The Cresta was first engineered, I believe, in the year 1884, and its chief architect was Herr Peter Badruth of St. Moritz. From that time onwards it has yearly been built up with as much thought and care as is lavished on a cathedral; every yard of it is staked out, and the angles, curves, and shaping of its banks and corners most accurately calculated. It is built up from the bottom upwards, so that the lower part of it can be used while the construction of the upper part is still going on, and the whole run is generally open not until after the middle of February. Every winter is this amazing architecture in crystal planned and carried out under the direction of Mr. W. H. Bulpett, who has for many years been chief architect.
To begin with, the snow is trampled down, after the manner of making the foundation of an ice-rink, so as to form a firm solid base, and where the banks are to be built snow is brought in sleigh-loads, shovelled on to it, and beaten down.
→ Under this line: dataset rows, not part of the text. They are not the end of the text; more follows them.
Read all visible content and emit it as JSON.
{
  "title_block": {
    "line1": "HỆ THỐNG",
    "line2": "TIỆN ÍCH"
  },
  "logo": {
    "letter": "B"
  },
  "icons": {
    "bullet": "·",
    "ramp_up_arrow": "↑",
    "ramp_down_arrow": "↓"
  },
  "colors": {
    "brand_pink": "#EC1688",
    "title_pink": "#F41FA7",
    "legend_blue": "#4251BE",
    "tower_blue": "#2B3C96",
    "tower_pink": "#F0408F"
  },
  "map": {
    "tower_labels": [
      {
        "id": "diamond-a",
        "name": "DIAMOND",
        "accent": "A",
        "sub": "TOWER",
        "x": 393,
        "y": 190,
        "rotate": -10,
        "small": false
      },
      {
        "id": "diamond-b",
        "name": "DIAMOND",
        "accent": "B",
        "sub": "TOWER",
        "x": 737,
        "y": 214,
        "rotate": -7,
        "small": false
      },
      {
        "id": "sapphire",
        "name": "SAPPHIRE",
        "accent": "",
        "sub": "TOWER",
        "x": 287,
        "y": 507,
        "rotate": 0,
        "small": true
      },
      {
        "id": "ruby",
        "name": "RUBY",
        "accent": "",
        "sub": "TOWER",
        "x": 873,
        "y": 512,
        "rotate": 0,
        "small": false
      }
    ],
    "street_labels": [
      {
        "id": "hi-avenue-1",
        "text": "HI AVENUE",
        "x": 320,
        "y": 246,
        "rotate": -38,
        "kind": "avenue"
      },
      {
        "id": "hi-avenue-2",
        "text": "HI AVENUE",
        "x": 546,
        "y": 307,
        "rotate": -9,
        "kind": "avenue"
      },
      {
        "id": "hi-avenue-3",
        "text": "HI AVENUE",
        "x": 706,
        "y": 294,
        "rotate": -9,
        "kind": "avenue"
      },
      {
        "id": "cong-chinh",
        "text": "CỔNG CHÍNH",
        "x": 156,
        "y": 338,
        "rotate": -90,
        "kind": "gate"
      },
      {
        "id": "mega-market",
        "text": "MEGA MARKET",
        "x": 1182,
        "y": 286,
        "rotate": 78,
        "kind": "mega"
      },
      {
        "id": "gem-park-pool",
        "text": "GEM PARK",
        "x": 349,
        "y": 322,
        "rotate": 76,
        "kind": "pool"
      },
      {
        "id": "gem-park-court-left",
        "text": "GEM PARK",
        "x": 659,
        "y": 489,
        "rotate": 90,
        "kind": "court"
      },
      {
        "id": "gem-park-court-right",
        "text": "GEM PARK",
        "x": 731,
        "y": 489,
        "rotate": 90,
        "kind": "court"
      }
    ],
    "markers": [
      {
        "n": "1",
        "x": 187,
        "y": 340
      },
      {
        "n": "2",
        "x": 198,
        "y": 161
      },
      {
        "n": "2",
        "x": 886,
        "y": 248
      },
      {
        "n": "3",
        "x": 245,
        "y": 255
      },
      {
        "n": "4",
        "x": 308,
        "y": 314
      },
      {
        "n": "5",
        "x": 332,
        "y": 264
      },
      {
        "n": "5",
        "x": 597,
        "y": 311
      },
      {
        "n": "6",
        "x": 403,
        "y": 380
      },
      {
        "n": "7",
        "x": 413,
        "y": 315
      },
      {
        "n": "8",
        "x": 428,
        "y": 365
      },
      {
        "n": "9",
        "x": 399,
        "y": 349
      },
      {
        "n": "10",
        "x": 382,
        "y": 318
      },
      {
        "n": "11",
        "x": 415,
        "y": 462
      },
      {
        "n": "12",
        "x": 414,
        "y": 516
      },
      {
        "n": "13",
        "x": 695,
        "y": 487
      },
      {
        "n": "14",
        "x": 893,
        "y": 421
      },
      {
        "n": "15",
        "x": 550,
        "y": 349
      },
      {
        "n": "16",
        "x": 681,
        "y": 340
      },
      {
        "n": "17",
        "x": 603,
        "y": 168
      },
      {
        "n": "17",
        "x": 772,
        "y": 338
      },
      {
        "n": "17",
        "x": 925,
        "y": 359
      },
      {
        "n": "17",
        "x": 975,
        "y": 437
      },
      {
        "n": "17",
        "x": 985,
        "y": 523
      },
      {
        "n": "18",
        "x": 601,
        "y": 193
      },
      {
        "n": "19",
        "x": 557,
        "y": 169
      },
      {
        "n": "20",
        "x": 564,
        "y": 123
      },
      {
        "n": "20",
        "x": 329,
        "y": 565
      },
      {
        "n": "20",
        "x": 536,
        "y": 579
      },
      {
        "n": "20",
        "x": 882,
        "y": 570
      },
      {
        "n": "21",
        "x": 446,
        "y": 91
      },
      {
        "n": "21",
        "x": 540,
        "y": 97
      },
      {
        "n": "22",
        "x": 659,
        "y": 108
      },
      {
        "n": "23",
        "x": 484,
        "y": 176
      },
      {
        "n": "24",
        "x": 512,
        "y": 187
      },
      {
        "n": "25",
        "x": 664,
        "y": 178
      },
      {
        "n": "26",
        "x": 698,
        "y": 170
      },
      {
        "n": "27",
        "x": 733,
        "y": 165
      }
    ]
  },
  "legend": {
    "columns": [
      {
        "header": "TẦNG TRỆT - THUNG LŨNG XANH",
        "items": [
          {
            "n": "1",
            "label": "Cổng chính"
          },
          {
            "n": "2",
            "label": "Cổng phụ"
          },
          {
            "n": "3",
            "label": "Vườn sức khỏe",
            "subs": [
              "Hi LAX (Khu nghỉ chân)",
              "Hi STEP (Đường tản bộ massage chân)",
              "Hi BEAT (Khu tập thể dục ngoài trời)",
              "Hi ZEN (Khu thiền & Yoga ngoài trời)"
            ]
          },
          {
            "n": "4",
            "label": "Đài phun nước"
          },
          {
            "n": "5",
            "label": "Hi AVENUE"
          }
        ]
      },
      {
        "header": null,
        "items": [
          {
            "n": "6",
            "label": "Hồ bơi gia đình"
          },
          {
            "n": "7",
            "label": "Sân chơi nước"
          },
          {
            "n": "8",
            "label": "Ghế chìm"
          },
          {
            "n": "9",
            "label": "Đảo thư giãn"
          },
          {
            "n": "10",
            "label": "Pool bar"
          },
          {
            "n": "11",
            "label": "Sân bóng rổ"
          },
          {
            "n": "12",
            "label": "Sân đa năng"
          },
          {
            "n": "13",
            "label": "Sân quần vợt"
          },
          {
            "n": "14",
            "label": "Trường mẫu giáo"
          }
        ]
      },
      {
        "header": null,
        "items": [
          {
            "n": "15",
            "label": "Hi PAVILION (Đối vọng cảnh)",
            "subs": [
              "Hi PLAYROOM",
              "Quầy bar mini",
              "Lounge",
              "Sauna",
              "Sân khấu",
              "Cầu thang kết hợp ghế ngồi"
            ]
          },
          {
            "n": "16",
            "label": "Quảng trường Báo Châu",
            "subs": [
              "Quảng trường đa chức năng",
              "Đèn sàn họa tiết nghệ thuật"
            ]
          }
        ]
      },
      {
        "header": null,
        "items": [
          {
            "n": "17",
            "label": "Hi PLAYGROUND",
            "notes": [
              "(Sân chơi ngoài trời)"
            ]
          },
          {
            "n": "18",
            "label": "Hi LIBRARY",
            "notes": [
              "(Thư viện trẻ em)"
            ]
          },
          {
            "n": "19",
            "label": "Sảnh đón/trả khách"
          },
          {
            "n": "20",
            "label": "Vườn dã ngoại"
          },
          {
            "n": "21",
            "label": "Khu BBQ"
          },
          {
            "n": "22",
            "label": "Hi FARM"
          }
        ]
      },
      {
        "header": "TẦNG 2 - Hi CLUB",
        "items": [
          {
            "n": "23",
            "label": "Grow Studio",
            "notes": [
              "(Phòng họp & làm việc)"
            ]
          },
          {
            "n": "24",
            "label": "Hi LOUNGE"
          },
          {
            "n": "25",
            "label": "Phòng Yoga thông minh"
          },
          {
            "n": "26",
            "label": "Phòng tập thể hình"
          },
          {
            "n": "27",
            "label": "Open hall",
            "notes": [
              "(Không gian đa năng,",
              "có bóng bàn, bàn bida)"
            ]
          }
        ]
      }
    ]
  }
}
More snow will then be still required, and again more, till the whole of the banks are solid and of the necessary height and curve. Then the banks and the rest of the course (the straights) are sprinkled with water and again beaten down, and the glazed ice surface begins to be made. When this has frozen, water is again sprinkled on it, and again and yet again, till the whole section has become, banks and course alike, a surface of smooth hard ice. Down each side of the narrow racing track (except at its banked corner it is only a few feet wide, a riband of ice) are little walls of firm built snow, also iced, so that the runner, if he is going moderately straight, cannot leave the track, though he often comes into slight collision with these walls. But even slight collisions when travelling at a speed that sometimes exceeds 70 miles an hour are not experiences to be encountered unarmed, and the elbows and knees are thickly protected by felt pads, while on the toes of his boots are toothed rakes made of steel, which are used to guide the runner round the bank and to check his speed if it is so excessive that, unchecked, he would run over the tops of the banks.
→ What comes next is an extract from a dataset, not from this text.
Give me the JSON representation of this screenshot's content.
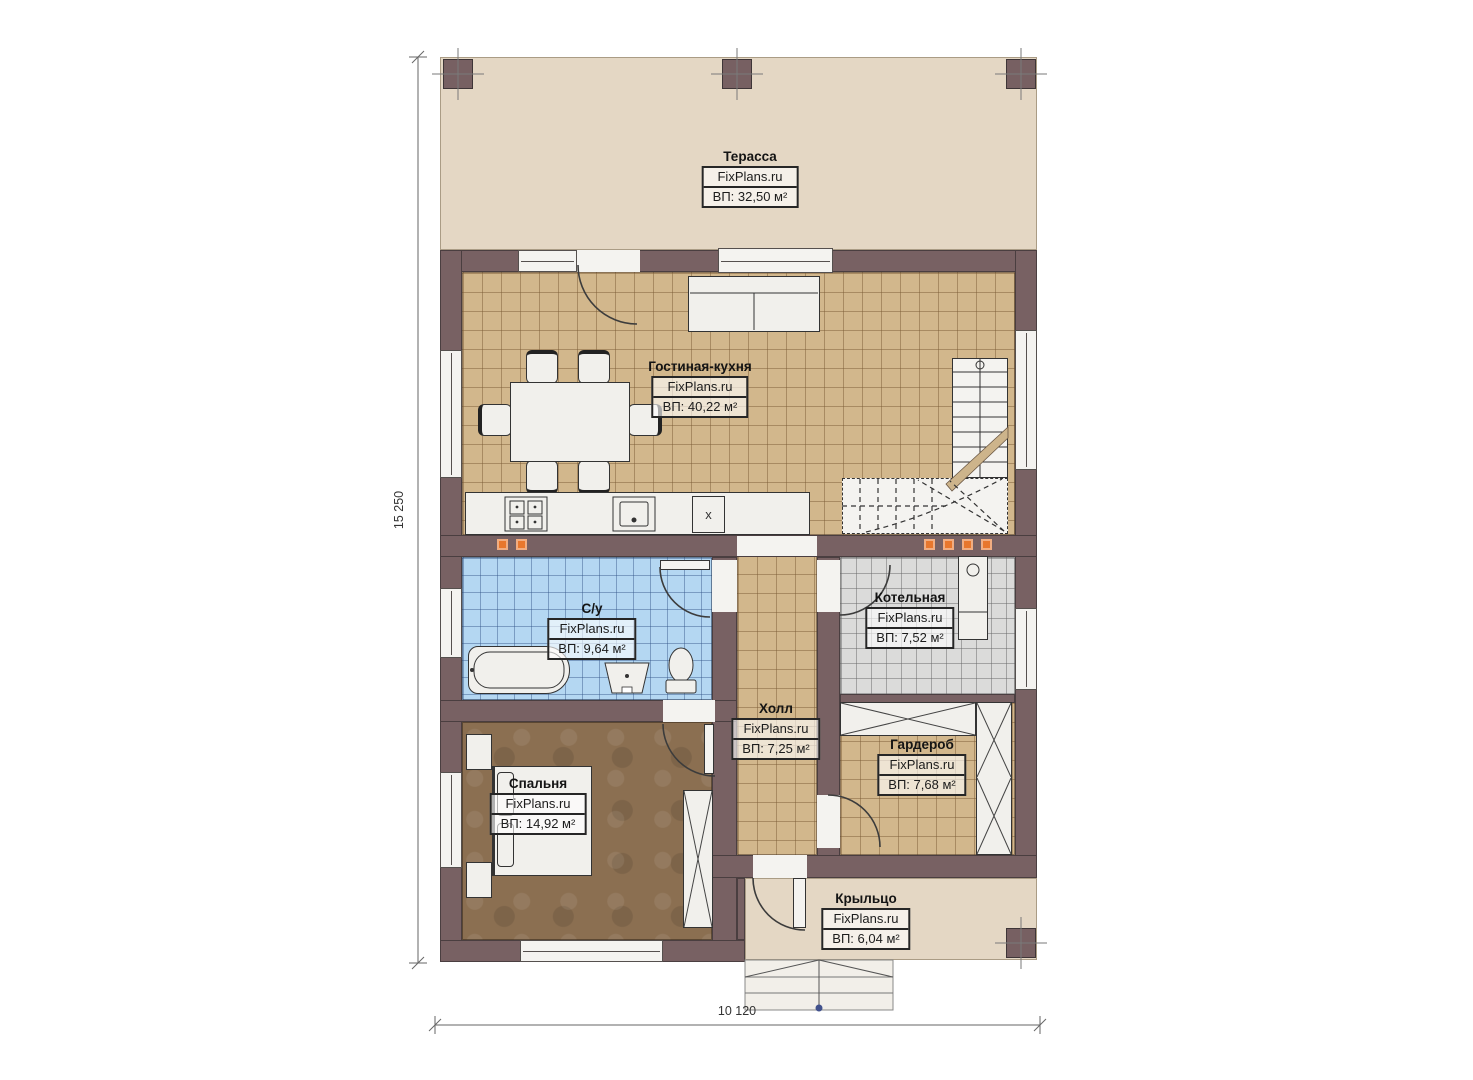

A very high degree of nerve, skill, and judgment is required on such an ice-run as this. The rider’s object being to cover the course in as few seconds as possible, he must clearly take his banks (i.e. get round the curves) with as little loss of speed as possible, and he will only use his brakes when his judgment tells him that if unchecked he would be carried over the top of them. On the other hand, he does not want to brake unless it be necessary, and you will often see him with his top runners within an inch or two of the edge of these huge sloping ice-curves. At Battledore and Shuttlecock, the two biggest banks on the Cresta, he enters the second immediately after coming out of the first, and the two form a great S curve. Lower down again, before he threads the
ON THE CRESTA RUN
From the Drawing by Fleming Williams
arch of the railway bridge, there is another called Bulpett’s corner, designed to protect him from running out to the left of the course, and then a headlong descent takes him to the winning-post, which is at the bottom of the hill. Passing this he snaps a thread with an electric connection, which registers the exact fraction of a second at which he passes it. Then, on his run out, he whirls up a steep ice-covered slope, for if this were not iced too, his speed would be so abruptly checked that he and his toboggan would be bowled over and over like a shot rabbit, and comes to a stop just outside the little village of Cresta. But even with this steep slope to check him after his race is over, the momentum acquired is so great that, if he does not brake heavily all the way up this hill, he will, on reaching the level ground at the top, shoot high into the air, toboggan and all.
Some idea of the speed at which toboggans travel on the straight reaches of the course may be gathered from the average speed at which the course can be run. It is over 1300 yards in length, and has been traversed in a shade over 60 seconds! This means that the highest rate of speed must be well over 70 miles an hour. This on a pair of steel runners, head foremost, with your face a few inches above the solid ice, with nothing to check you except a small-toothed rake on the toe of each boot! Yet so wonderfully skilful is the construction of the run, so cunningly is it built to safeguard the headlong traveller, that accidents are very few. Two fatal ones, indeed, there have been, but of these one had nothing to do with the course itself, but was owing to the fact that a rider started from the top before one of the barriers across the course, which show that it is not open for racing, had been removed. In the other, the rider ran over a bank and his toboggan fell on the top of him. One of the great difficulties which the builders and managers of this run, in company with other ice-runs, have to contend against, is the power of the sun. It is, of course, absolutely necessary that the icing of the run should be so solid that there is no chance of the runner of a toboggan going through it, which would naturally mean a bad spill. But it is also necessary that certain of the banks must have the sun blazing into them all day long, which would cause them to lose ice faster than it could be made by the sprinkling which goes on when the sun is off them. At such points, therefore, big canvas screens are put up, which shade the bank from the direct rays; also tobogganing is never permitted to go on all day. It starts early in the morning, when the run has been recuperated by the night of frost, and is closed when, in the opinion of the management, the sun has so softened the banks that there is danger of a toboggan cutting through the crust.